A complementary strategy for the dissemination of health knowledge may be the training of monitors in schools and multipliers in other community spaces [10]. In this review, the authors of one of the studies support the training of monitors of the same age for carrying out educational asthma interventions in schools with a positive impact on the knowledge of the disease and an improved inhalation technique [21]. It is necessary that this training of monitors and multipliers goes beyond the school premises and involves the participation of the surrounding community in educational asthma interventions because communities can act as potential multipliers of information of the disease [10, 23]. The training of trainers becomes yet another strategy that is likely to favor the reduction of asthma morbidity through the knowledge of measures to prevent and control the disease.

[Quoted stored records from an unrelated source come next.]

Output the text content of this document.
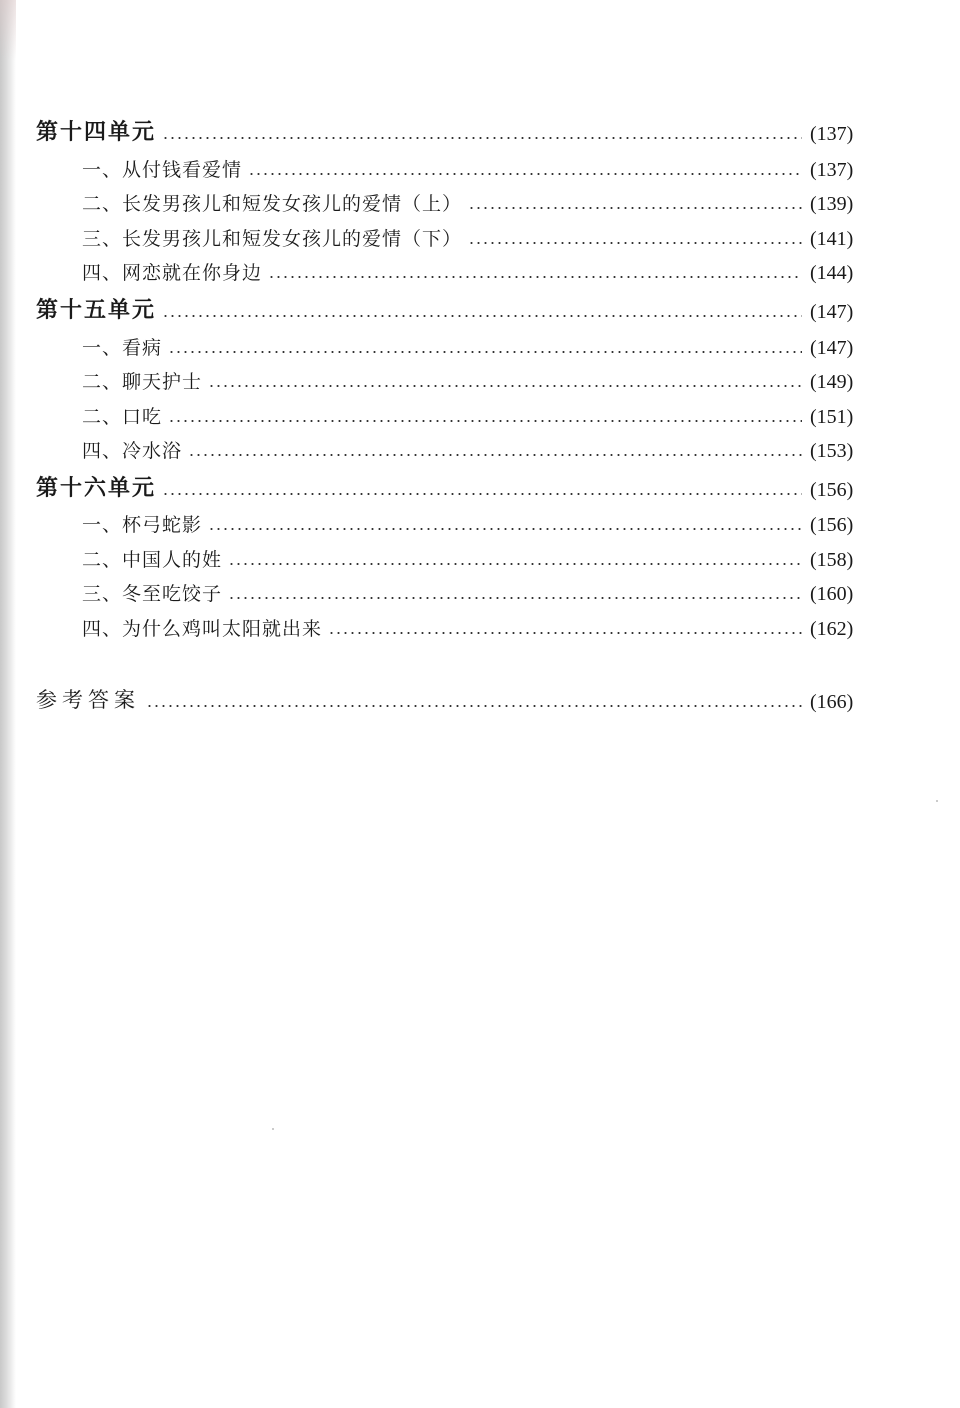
第十四单元	(137)
一、从付钱看爱情	(137)
二、长发男孩儿和短发女孩儿的爱情（上）	(139)
三、长发男孩儿和短发女孩儿的爱情（下）	(141)
四、网恋就在你身边	(144)
第十五单元	(147)
一、看病	(147)
二、聊天护士	(149)
二、口吃	(151)
四、冷水浴	(153)
第十六单元	(156)
一、杯弓蛇影	(156)
二、中国人的姓	(158)
三、冬至吃饺子	(160)
四、为什么鸡叫太阳就出来	(162)
参考答案	(166)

Distinct methodological limitations observed in studies with examples from different periods of follow-up research and inadequate school records of absence due to asthma should be considered, rather than the consolidated methods. Another limitation to note is the prevalence of individuals with a mild form of the disease who reported a minimal use of the health service. Homogeneity of statistical analyses was not observed in the included studies, as this is a systematic review of literature without meta-analyses. The application of questionnaires for methodological quality evaluation of the studies can be considered dispensable to avoid the relevant restrictions in the selection of studies. This is justified due to the peculiarity of methodological aspects concerned to educational asthma interventions. The authors consider that the inclusion of few studies with lower methodological rigor did not change the final results and conclusions for this review.
5. Conclusion
Different models of educational asthma interventions carried out in schools can improve knowledge of the disease among asthmatic and nonasthmatic students, parents, caregivers, and school staff. The reduced impact of these interventions on morbidity indicators was also observed in this review between diagnosed asthmatic students. We identified models of educational asthma interventions in low- and middle-income countries, which are regions that concentrate the highest proportion of asthmatics. These educational activities, targeted to whole school community and not restricted to only asthmatics, could be a strategy for the control of chronic diseases such as asthma.
Competing Interests
The authors declare that there are no competing interests regarding the publication of this paper.